PhD Proposal: Towards Reliable Reasoning and Alignment in Large Models

Talk
Aakriti Agrawal
Time: 
12.17.2025 11:00 to 12:00

Large Language Models (LLMs) have achieved remarkable progress in reasoning and alignment, largely driven by post-training methods such as reinforcement learning and reward-model–based supervision. However, such guidance is often imperfect—or entirely unavailable—limiting the reliability of these large models. This thesis aims at improving these large models and making them more reliable both with and without external guidance.
First, we study process supervision used primarily for Large Reasoning Models (LRMs) and show that Process Reward Models (PRMs) often overcredit incorrect steps, leading to false positives and policy misalignment. We provide a formal analysis of this issue and introduce an Overcredit Contrastive (OC) loss, which penalizes false positives to produce more precise step-level signals and better-aligned reasoning policies.
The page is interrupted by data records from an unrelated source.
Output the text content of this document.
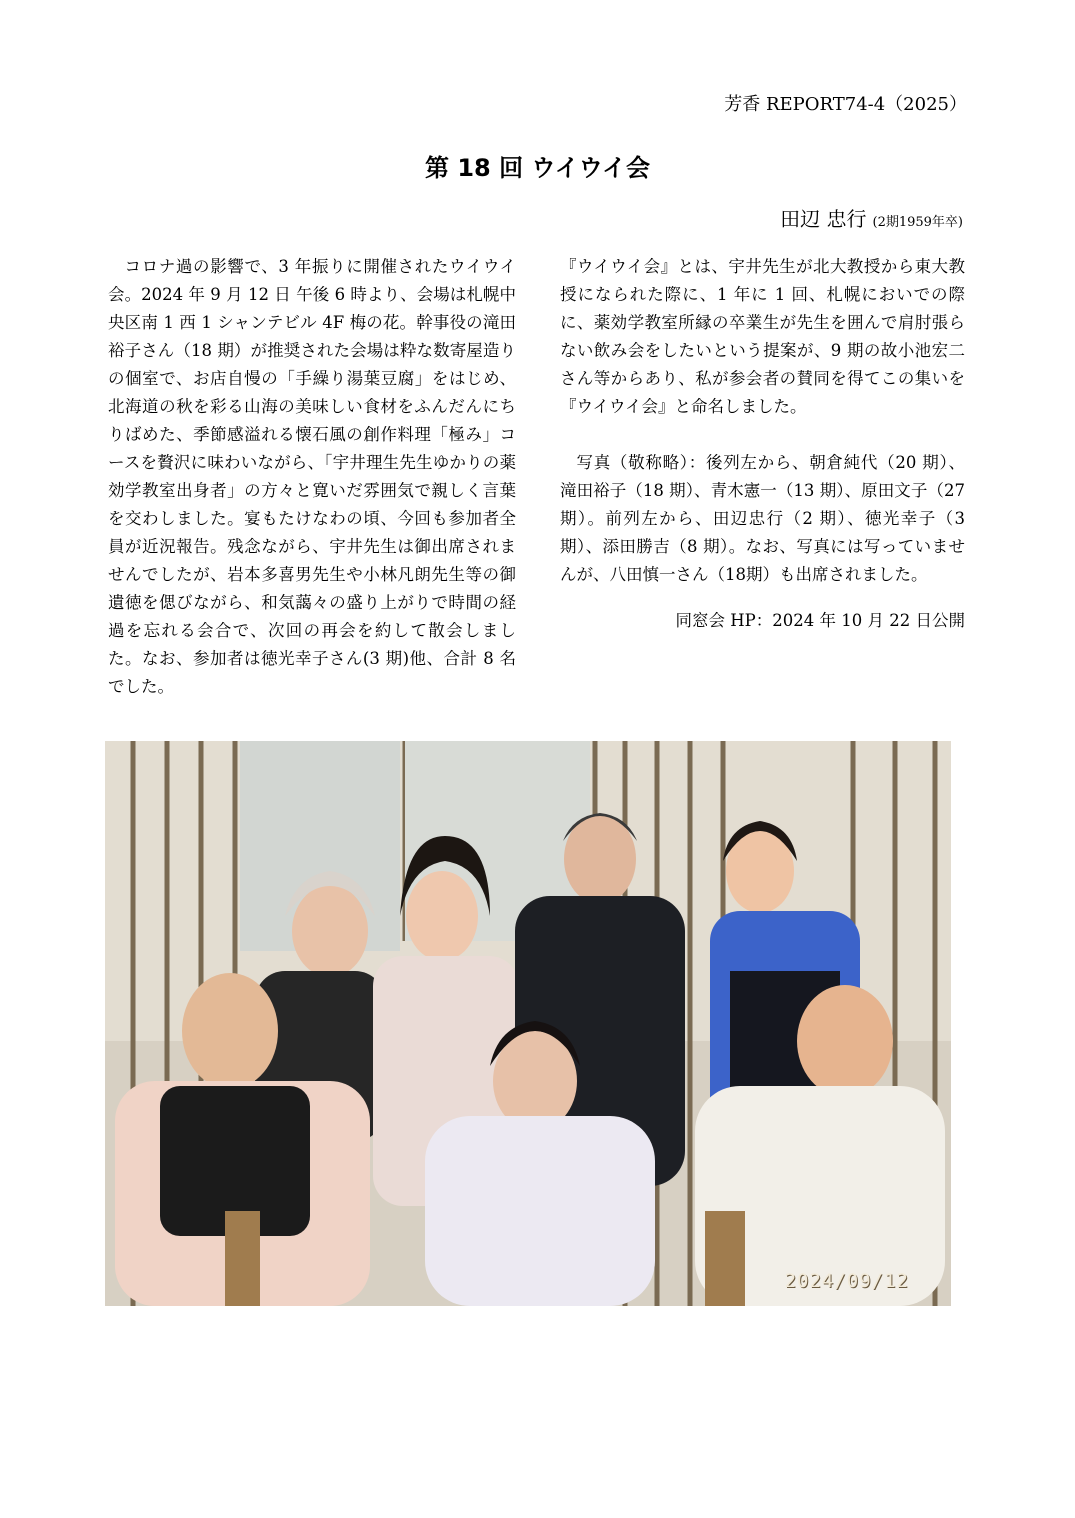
芳香 REPORT74-4（2025）
第 18 回 ウイウイ会
田辺 忠行 (2期1959年卒)

コロナ過の影響で、3 年振りに開催されたウイウイ会。2024 年 9 月 12 日 午後 6 時より、会場は札幌中央区南 1 西 1 シャンテビル 4F 梅の花。幹事役の滝田裕子さん（18 期）が推奨された会場は粋な数寄屋造りの個室で、お店自慢の「手繰り湯葉豆腐」をはじめ、北海道の秋を彩る山海の美味しい食材をふんだんにちりばめた、季節感溢れる懐石風の創作料理「極み」コースを贅沢に味わいながら、「宇井理生先生ゆかりの薬効学教室出身者」の方々と寛いだ雰囲気で親しく言葉を交わしました。宴もたけなわの頃、今回も参加者全員が近況報告。残念ながら、宇井先生は御出席されませんでしたが、岩本多喜男先生や小林凡朗先生等の御遺徳を偲びながら、和気藹々の盛り上がりで時間の経過を忘れる会合で、次回の再会を約して散会しました。なお、参加者は徳光幸子さん(3 期)他、合計 8 名でした。

『ウイウイ会』とは、宇井先生が北大教授から東大教授になられた際に、1 年に 1 回、札幌においでの際に、薬効学教室所縁の卒業生が先生を囲んで肩肘張らない飲み会をしたいという提案が、9 期の故小池宏二さん等からあり、私が参会者の賛同を得てこの集いを『ウイウイ会』と命名しました。

写真（敬称略）：後列左から、朝倉純代（20 期）、滝田裕子（18 期）、青木憲一（13 期）、原田文子（27 期）。前列左から、田辺忠行（2 期）、徳光幸子（3 期）、添田勝吉（8 期）。なお、写真には写っていませんが、八田慎一さん（18期）も出席されました。

同窓会 HP：2024 年 10 月 22 日公開

2024/09/12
Next, we investigate verifier-free improvements during both inference and training time. (i) In Uncertainty-Aware Answer Selection, we calibrate token log-likelihoods across diverse LLMs to identify the most reliable response, consistently outperforming majority voting and single-model self-consistency at comparable cost. Our method relies solely on model confidence for its improvement. (ii) In EnsemW2S, we propose a token-level, weak-to-strong (W2S) ensembling approach that iteratively corrects the weaknesses of smaller experts using a small set of labeled examples and then uses the refined ensemble to supervise stronger students, improving generalization to out-of-distribution and high-difficulty reasoning tasks.
Finally, we extend our analysis to vision–language models (VLMs) and show how improving inter-modal alignment reduces hallucinations by rebalancing attention toward visual evidence, significantly mitigates misalignment and strengthens factual consistency.